Mafia, processo "Scialandro": la macelleria - ufficio di Bonanno 

Una macelleria nel cuore di Trapani trasformata in ufficio operativo della mafia. Permessi premio concessi a un ergastolano che approfitta delle uscite dal carcere per riorganizzare una “famiglia” criminale rimasta senza capi. E imprenditori che, per risolvere problemi, non si rivolgono allo Stato, ma al boss. È lo spaccato inquietante emerso ieri in aula, durante la nuova udienza del processo “Scialandro”, celebrato davanti al Tribunale di Trapani, presieduto dal giudice Daniela Troja.

A riferire i dettagli dell’inchiesta è stato il maggiore dei Carabinieri Vito Cito, investigatore di punta fino a poco tempo fa del Reparto Operativo dell’Arma, che ha condotto le indagini assieme alla Polizia e alla DIA.
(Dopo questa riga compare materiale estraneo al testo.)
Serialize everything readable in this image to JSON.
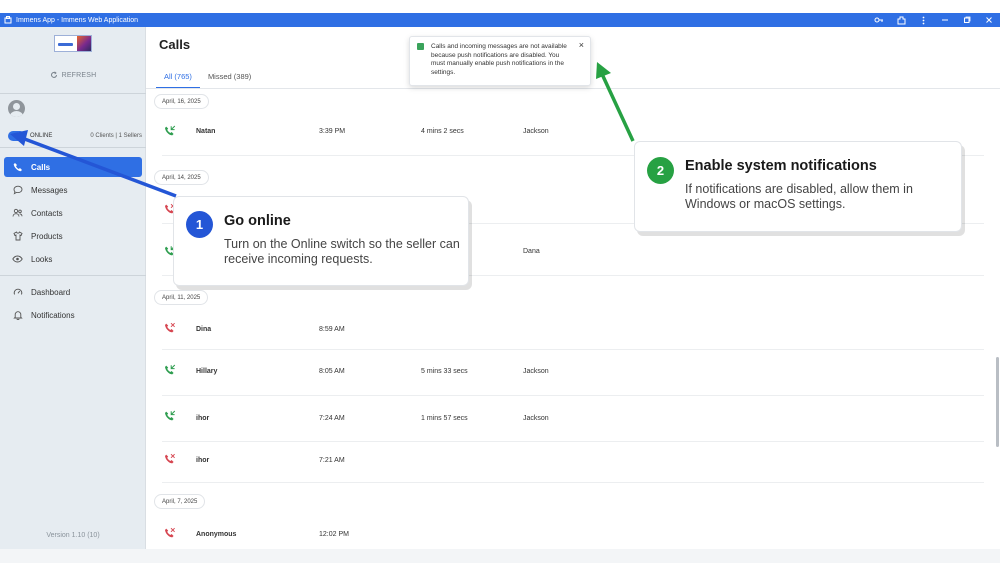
{
  "window": {
    "title": "Immens App - Immens Web Application",
    "controls": [
      "key-icon",
      "extension-icon",
      "more-icon",
      "minimize-icon",
      "restore-icon",
      "close-icon"
    ]
  },
  "sidebar": {
    "refresh_label": "REFRESH",
    "status_label": "ONLINE",
    "status_counts": "0 Clients | 1 Sellers",
    "nav": [
      {
        "label": "Calls",
        "icon": "phone-icon",
        "active": true
      },
      {
        "label": "Messages",
        "icon": "chat-icon"
      },
      {
        "label": "Contacts",
        "icon": "contacts-icon"
      },
      {
        "label": "Products",
        "icon": "shirt-icon"
      },
      {
        "label": "Looks",
        "icon": "eye-icon"
      },
      {
        "label": "Dashboard",
        "icon": "gauge-icon"
      },
      {
        "label": "Notifications",
        "icon": "bell-icon"
      }
    ],
    "version": "Version 1.10 (10)"
  },
  "main": {
    "title": "Calls",
    "tabs": [
      {
        "label": "All (765)",
        "active": true
      },
      {
        "label": "Missed (389)"
      }
    ],
    "dates": [
      "April, 16, 2025",
      "April, 14, 2025",
      "April, 11, 2025",
      "April, 7, 2025"
    ],
    "calls": [
      {
        "name": "Natan",
        "time": "3:39 PM",
        "duration": "4 mins 2 secs",
        "agent": "Jackson",
        "status": "answered"
      },
      {
        "name": "",
        "time": "",
        "duration": "",
        "agent": "",
        "status": "missed"
      },
      {
        "name": "",
        "time": "",
        "duration": "",
        "agent": "Dana",
        "status": "answered"
      },
      {
        "name": "Dina",
        "time": "8:59 AM",
        "duration": "",
        "agent": "",
        "status": "missed"
      },
      {
        "name": "Hillary",
        "time": "8:05 AM",
        "duration": "5 mins 33 secs",
        "agent": "Jackson",
        "status": "answered"
      },
      {
        "name": "ihor",
        "time": "7:24 AM",
        "duration": "1 mins 57 secs",
        "agent": "Jackson",
        "status": "answered"
      },
      {
        "name": "ihor",
        "time": "7:21 AM",
        "duration": "",
        "agent": "",
        "status": "missed"
      },
      {
        "name": "Anonymous",
        "time": "12:02 PM",
        "duration": "",
        "agent": "",
        "status": "missed"
      }
    ]
  },
  "toast": {
    "text": "Calls and incoming messages are not available because push notifications are disabled. You must manually enable push notifications in the settings.",
    "close": "×"
  },
  "callouts": [
    {
      "number": "1",
      "title": "Go online",
      "text": "Turn on the Online switch so the seller can receive incoming requests.",
      "color": "#2456d6"
    },
    {
      "number": "2",
      "title": "Enable system notifications",
      "text": "If notifications are disabled, allow them in Windows or macOS settings.",
      "color": "#27a143"
    }
  ],
  "colors": {
    "accent": "#2f6fe4",
    "answered": "#2e9d4f",
    "missed": "#d64550"
  }
}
Al centro dell’inchiesta c’è Pietro Armando Bonanno (qui un approfondimento di Tp24) classe 1959, figura storica di Cosa nostra trapanese, condannato all’ergastolo per l’omicidio del partannese Pietro Ingoglia, e con una lunga carriera mafiosa alle spalle. Bonanno aveva militato prima nella cosca dei Minore, poi si era messo al servizio di Vincenzo Virga, l'uomo voluto da Totò Riina per guidare la mafia trapanese dopo la “posata” imposta ai vecchi capi negli anni Ottanta.

Eppure, nonostante l’ergastolo, Bonanno ha usufruito – come molti altri condannati per mafia – di permessi premio per buona condotta. E proprio durante queste uscite dal carcere, avrebbe ripreso in mano le redini del mandamento trapanese, approfittando del vuoto di potere lasciato dagli arresti di Virga, Ciccio Pace e dei figli di Virga.

Ad appoggiarlo, secondo l'accusa, c’erano figure di peso come Nino Buzzitta, storico “consigliori” del mandamento, e Mariano Minore, figlio di Calogero “Caliddu” Minore. 

Il luogo simbolo del potere ritrovato di Bonanno sarebbe stato la macelleria di via Agostino Pepoli, trasformata – secondo gli inquirenti – in un vero e proprio centro direzionale delle attività mafiose: qui si decidevano affari, si riscuotevano i “crediti”, si gestivano intestazioni fittizie di beni, si controllava il territorio.

Tra gli episodi più significativi illustrati da Cito in aula, c’è quello che riguarda un noto imprenditore trapanese, Benito Spada, titolare del locale “Nais” sulla spiaggia di San Giuliano. Nel marzo 2023, Spada si sarebbe rivolto a Bonanno per ottenere protezione da un piccolo delinquente, Vito Messina, detto “Cucciolo”, che lo infastidiva, danneggiando l’attività e molestando i clienti.

Non una denuncia ai Carabinieri, ma una visita “mirata” alla macelleria. Le intercettazioni ambientali documentano l’incontro tra i due, con Bonanno che rassicura: “Senza sparare risolviamo questa situazione”. Il boss si rivolge poi a Vito Culcasi, parente di “Cucciolo”, dicendo: “U vulia stuccari, ma unnu fici picchì è to parente. Ma si c’è da stuccari, si stocca”. (“Lo volevo colpire, ma non l’ho fatto perché è tuo parente. Ma se c’è da colpire, si colpisce.”)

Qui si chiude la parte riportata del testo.